BoP in surplus, GIR up in March

THE country posted a $1.2-billion balance of payments (BoP) surplus in March, the Bangko Sentral ng Pilipinas (BSP) reported on Friday, reversing from February's $196-million deficit.

It was, however, lower than the year-earlier surplus of $1.3 billion.

"The BoP surplus in March 2024 reflected inflows arising mainly from the national government's (NG) net foreign currency deposits with the Bangko Sentral ng Pilipinas (BSP) and net income from the BSP's investments abroad," the central bank said in a statement.

The reversal brought the year-to-date BoP position to a $238-million surplus, which was also lower than the $3.5 billion recorded in January-March 2023.

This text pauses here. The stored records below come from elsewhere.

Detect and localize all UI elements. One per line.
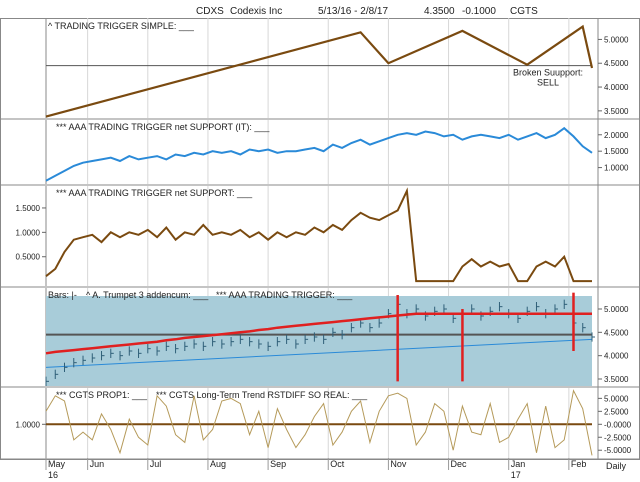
month-label: Aug — [210, 459, 226, 469]
panel1-tick-label: 4.5000 — [604, 59, 629, 68]
panel3-label: *** AAA TRADING TRIGGER net SUPPORT: ___ — [56, 188, 253, 198]
panel5-trend-label: *** CGTS Long-Term Trend RSTDIFF SO REAL… — [156, 390, 368, 400]
panel4-tick-label: 4.5000 — [604, 328, 629, 337]
panel5-tick-label: -5.0000 — [604, 446, 632, 455]
panel4-bars-label: Bars: |- — [48, 290, 77, 300]
support-it-line — [45, 126, 593, 182]
sell-annotation-line2: SELL — [537, 78, 559, 88]
red-trigger-line — [45, 312, 592, 355]
sell-annotation-line1: Broken Suupport: — [513, 68, 583, 78]
symbol-label: CDXS — [196, 6, 224, 17]
panel2-tick-label: 1.5000 — [604, 147, 629, 156]
panel4-tick-label: 3.5000 — [604, 375, 629, 384]
month-label: Sep — [270, 459, 286, 469]
panel4-trumpet-label: ^ A. Trumpet 3 addencum: ___ — [86, 290, 209, 300]
panel3-tick-label: 1.5000 — [16, 204, 41, 213]
panel2-label: *** AAA TRADING TRIGGER net SUPPORT (IT)… — [56, 122, 270, 132]
month-label: Jun — [90, 459, 105, 469]
panel5-tick-label: 2.5000 — [604, 407, 629, 416]
panel1-tick-label: 5.0000 — [604, 35, 629, 44]
panel1-tick-label: 3.5000 — [604, 107, 629, 116]
year-label-2017: 17 — [511, 470, 521, 480]
panel2-tick-label: 2.0000 — [604, 131, 629, 140]
panel1-label: ^ TRADING TRIGGER SIMPLE: ___ — [48, 21, 195, 31]
panel5-prop-label: *** CGTS PROP1: ___ — [56, 390, 148, 400]
panel5-tick-label: 5.0000 — [604, 394, 629, 403]
panel2-tick-label: 1.0000 — [604, 164, 629, 173]
month-label: Feb — [571, 459, 587, 469]
price-label: 4.3500 — [424, 6, 455, 17]
date-range-label: 5/13/16 - 2/8/17 — [318, 6, 389, 17]
trigger-simple-line — [45, 24, 594, 118]
month-label: Jul — [150, 459, 162, 469]
period-label: Daily — [606, 461, 627, 471]
panel5-left-tick-label: 1.0000 — [16, 420, 41, 429]
prop-rstdiff-line — [45, 389, 593, 456]
panel5-tick-label: -0.0000 — [604, 420, 632, 429]
panel4-tick-label: 5.0000 — [604, 305, 629, 314]
trend-line — [45, 338, 593, 368]
support-line-series — [45, 187, 592, 283]
panel4-tick-label: 4.0000 — [604, 352, 629, 361]
month-label: May — [48, 459, 66, 469]
company-label: Codexis Inc — [230, 6, 283, 17]
month-label: Dec — [451, 459, 468, 469]
panel3-tick-label: 0.5000 — [16, 253, 41, 262]
month-label: Nov — [390, 459, 407, 469]
panel5-tick-label: -2.5000 — [604, 433, 632, 442]
year-label-2016: 16 — [48, 470, 58, 480]
month-label: Jan — [511, 459, 526, 469]
code-label: CGTS — [510, 6, 538, 17]
change-label: -0.1000 — [462, 6, 496, 17]
panel4-trigger-label: *** AAA TRADING TRIGGER: ___ — [216, 290, 353, 300]
panel1-tick-label: 4.0000 — [604, 83, 629, 92]
panel3-tick-label: 1.0000 — [16, 228, 41, 237]
chart-header: CDXS Codexis Inc 5/13/16 - 2/8/17 4.3500… — [0, 2, 640, 18]
month-label: Oct — [330, 459, 345, 469]
bars-panel-background — [46, 296, 592, 386]
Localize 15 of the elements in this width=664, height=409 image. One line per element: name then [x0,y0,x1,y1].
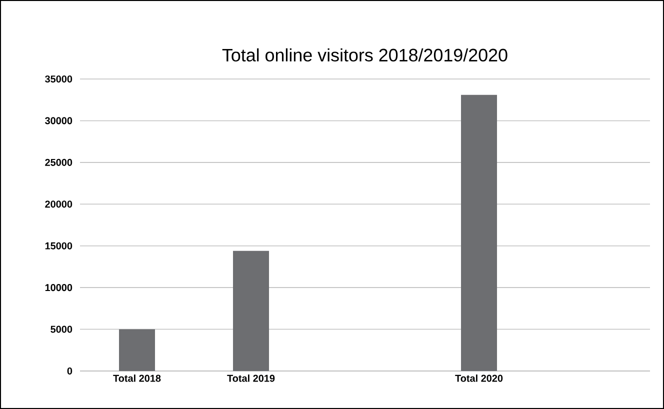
bar [233,250,270,371]
x-tick-label: Total 2018 [113,374,161,382]
y-tick-label: 5000 [50,326,72,333]
y-tick-label: 20000 [45,200,72,208]
x-tick-label: Total 2020 [455,374,503,382]
y-tick-label: 10000 [45,284,72,292]
bar [119,329,155,371]
y-tick-label: 15000 [45,242,72,250]
y-tick-label: 0 [67,367,72,375]
y-tick-label: 35000 [45,75,72,83]
y-tick-label: 30000 [45,117,72,124]
chart-title: Total online visitors 2018/2019/2020 [222,48,508,62]
x-tick-label: Total 2019 [227,374,275,382]
y-tick-label: 25000 [45,158,72,166]
bar [461,94,498,371]
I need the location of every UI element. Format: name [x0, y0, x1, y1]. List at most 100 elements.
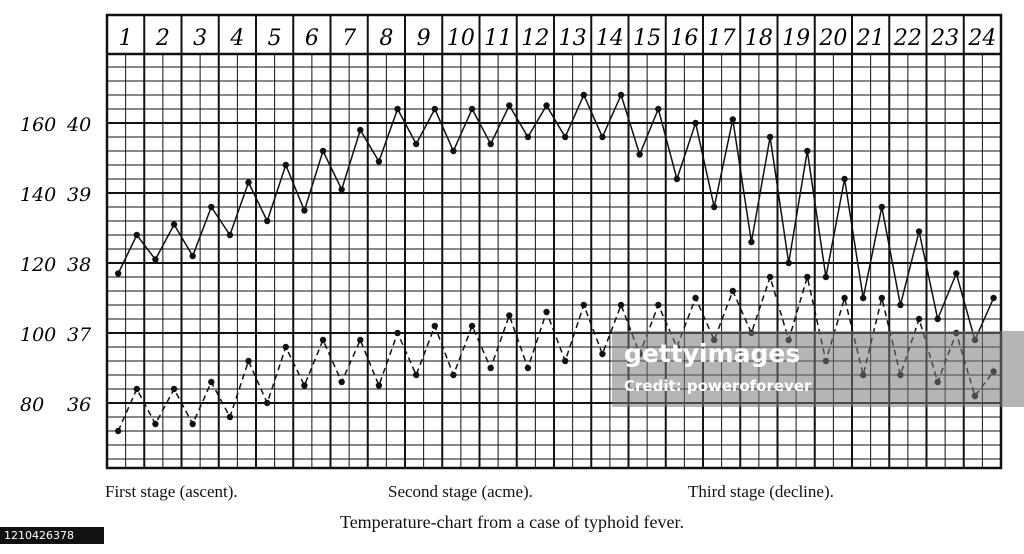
series-layer — [114, 91, 997, 435]
pulse-tick-label: 160 — [20, 114, 56, 136]
pulse-tick-label: 100 — [20, 324, 56, 346]
data-point — [133, 385, 140, 393]
data-point — [301, 382, 308, 389]
data-point — [859, 294, 867, 302]
day-number-label: 21 — [856, 26, 885, 51]
data-point — [934, 315, 941, 323]
day-number-label: 2 — [155, 26, 170, 51]
day-number-label: 20 — [818, 26, 847, 51]
chart-caption: Temperature-chart from a case of typhoid… — [339, 512, 685, 532]
data-point — [655, 301, 662, 309]
data-point — [338, 186, 345, 193]
data-point — [953, 270, 960, 277]
data-point — [878, 203, 885, 211]
temperature-tick-label: 36 — [67, 394, 91, 416]
data-point — [506, 102, 513, 109]
data-point — [375, 158, 383, 165]
chart-frame — [105, 13, 1003, 470]
data-point — [394, 105, 401, 113]
data-point — [170, 221, 178, 228]
day-number-label: 24 — [967, 26, 996, 51]
data-point — [319, 147, 327, 155]
data-point — [114, 427, 122, 435]
data-point — [804, 273, 811, 281]
data-point — [785, 259, 792, 267]
day-number-label: 11 — [484, 26, 512, 51]
temperature-tick-label: 40 — [66, 114, 91, 136]
day-number-label: 6 — [305, 26, 319, 51]
data-point — [263, 217, 271, 225]
data-point — [543, 102, 550, 109]
data-point — [524, 364, 532, 372]
data-point — [152, 420, 159, 428]
data-point — [450, 371, 457, 379]
pulse-tick-label: 120 — [20, 254, 56, 276]
day-number-label: 23 — [930, 26, 959, 51]
data-point — [208, 378, 215, 386]
data-point — [729, 116, 736, 123]
data-point — [468, 105, 476, 113]
day-number-label: 17 — [708, 26, 736, 51]
data-point — [506, 312, 513, 319]
data-point — [561, 357, 569, 365]
data-point — [301, 207, 308, 214]
day-number-label: 18 — [745, 26, 773, 51]
stage-label-first: First stage (ascent). — [105, 482, 238, 501]
data-point — [617, 301, 625, 309]
stage-label-second: Second stage (acme). — [388, 482, 533, 501]
data-point — [282, 343, 289, 351]
data-point — [580, 91, 587, 99]
data-point — [580, 301, 587, 309]
data-point — [375, 382, 383, 389]
day-number-label: 15 — [633, 26, 661, 51]
temperature-tick-label: 37 — [67, 324, 92, 346]
data-point — [710, 203, 718, 211]
data-point — [841, 175, 848, 183]
watermark-credit: Credit: poweroforever — [624, 377, 812, 395]
data-point — [990, 294, 997, 302]
data-point — [841, 294, 848, 302]
data-point — [450, 147, 457, 155]
data-point — [878, 294, 885, 302]
day-number-label: 1 — [119, 26, 133, 51]
data-point — [357, 126, 364, 134]
data-point — [915, 315, 923, 323]
data-point — [599, 350, 606, 358]
data-point — [431, 105, 438, 113]
data-point — [804, 147, 811, 155]
data-point — [692, 294, 699, 302]
data-point — [561, 133, 569, 141]
pulse-tick-label: 140 — [20, 184, 56, 206]
day-number-label: 8 — [379, 26, 393, 51]
data-point — [822, 273, 830, 281]
data-point — [282, 161, 289, 169]
data-point — [487, 364, 494, 372]
day-number-label: 9 — [417, 26, 431, 51]
data-point — [319, 336, 327, 344]
data-point — [394, 329, 401, 337]
day-number-label: 12 — [521, 26, 549, 51]
day-number-label: 14 — [596, 26, 624, 51]
image-id-badge: 1210426378 — [0, 527, 104, 544]
data-point — [114, 270, 122, 277]
day-number-label: 7 — [342, 26, 356, 51]
data-point — [636, 151, 643, 158]
data-point — [226, 413, 234, 421]
data-point — [226, 231, 234, 239]
data-point — [245, 357, 252, 365]
data-point — [915, 228, 923, 235]
day-number-label: 16 — [670, 26, 698, 51]
data-point — [655, 105, 662, 113]
day-number-label: 13 — [559, 26, 587, 51]
data-point — [412, 140, 420, 148]
series-line-dashed — [117, 274, 995, 432]
day-number-label: 10 — [447, 26, 475, 51]
data-point — [524, 133, 532, 141]
data-point — [152, 256, 159, 263]
data-point — [599, 133, 606, 141]
y-axis-labels: 160 40 140 39 120 38 100 37 80 36 — [20, 114, 92, 416]
data-point — [766, 273, 774, 281]
data-point — [729, 287, 736, 295]
day-number-label: 4 — [229, 26, 244, 51]
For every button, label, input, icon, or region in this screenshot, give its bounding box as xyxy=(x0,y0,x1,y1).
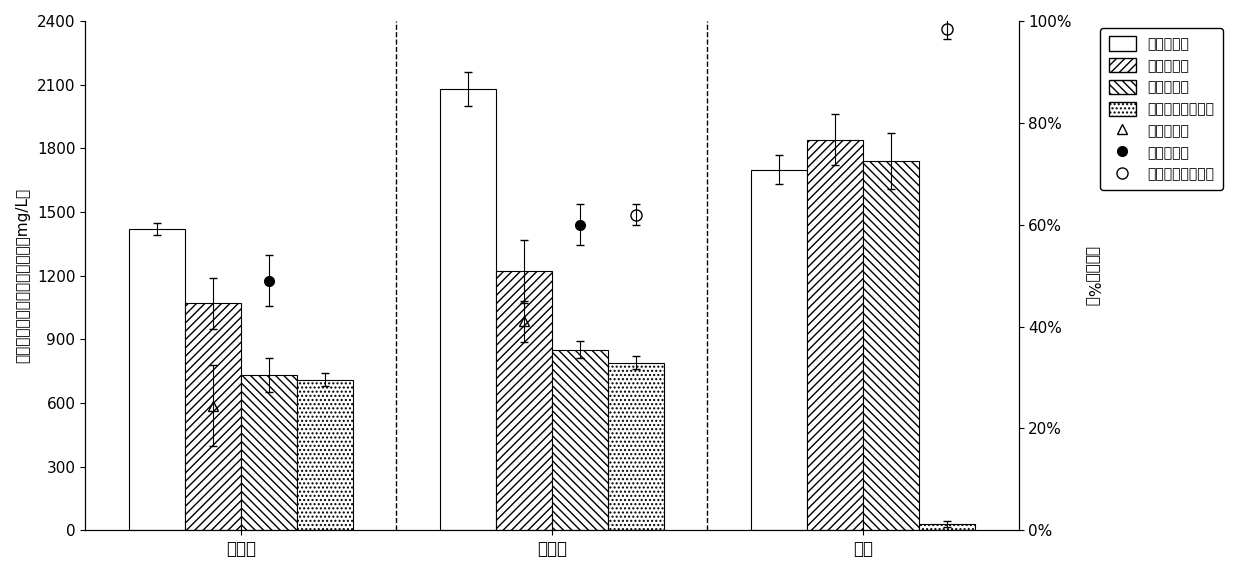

The central bank said that the cumulative surplus reflected "mainly the improvement in the balance of trade alongside the net inflows from personal remittances, net foreign borrowings by the NG, foreign direct investments and foreign portfolio investments."

Gross international reserves (GIR) likewise rose to $104.1 billion as of end-March from $102.0 billion a month earlier, the central bank said.

This represents "a more than adequate external liquidity buffer equivalent to 7.7 months' worth of imports of goods and payments of services, and primary income," it added.

"[I]t ensures availability of foreign exchange to meet the balance of payments financing needs, such as for payment of imports and debt service, in extreme conditions when there are no export earnings or foreign loans."

The GIR level was said to be also equivalent to about 5.9 times the country's short-term external debt based on original maturity and 3.7 times based on residual maturity.

Short-term debt based on residual maturity refers to outstanding external debt with an original maturity of one year or less plus principal payments on medium- and long-term loans of the public and private sectors falling due within the next 12 months.

Commenting on the results, Rizal Commercial Banking Corp. chief economist Michael Ricafort said the improvement in both BoP and reserves was partly due to foreign debt payments..

The "narrowing trend of the country's trade deficit or net imports as seen in recent months" also contributed, he added.

"For the coming months, the BoP data could improve, thereby could also lead to better gross international reserves data," Ricafort said.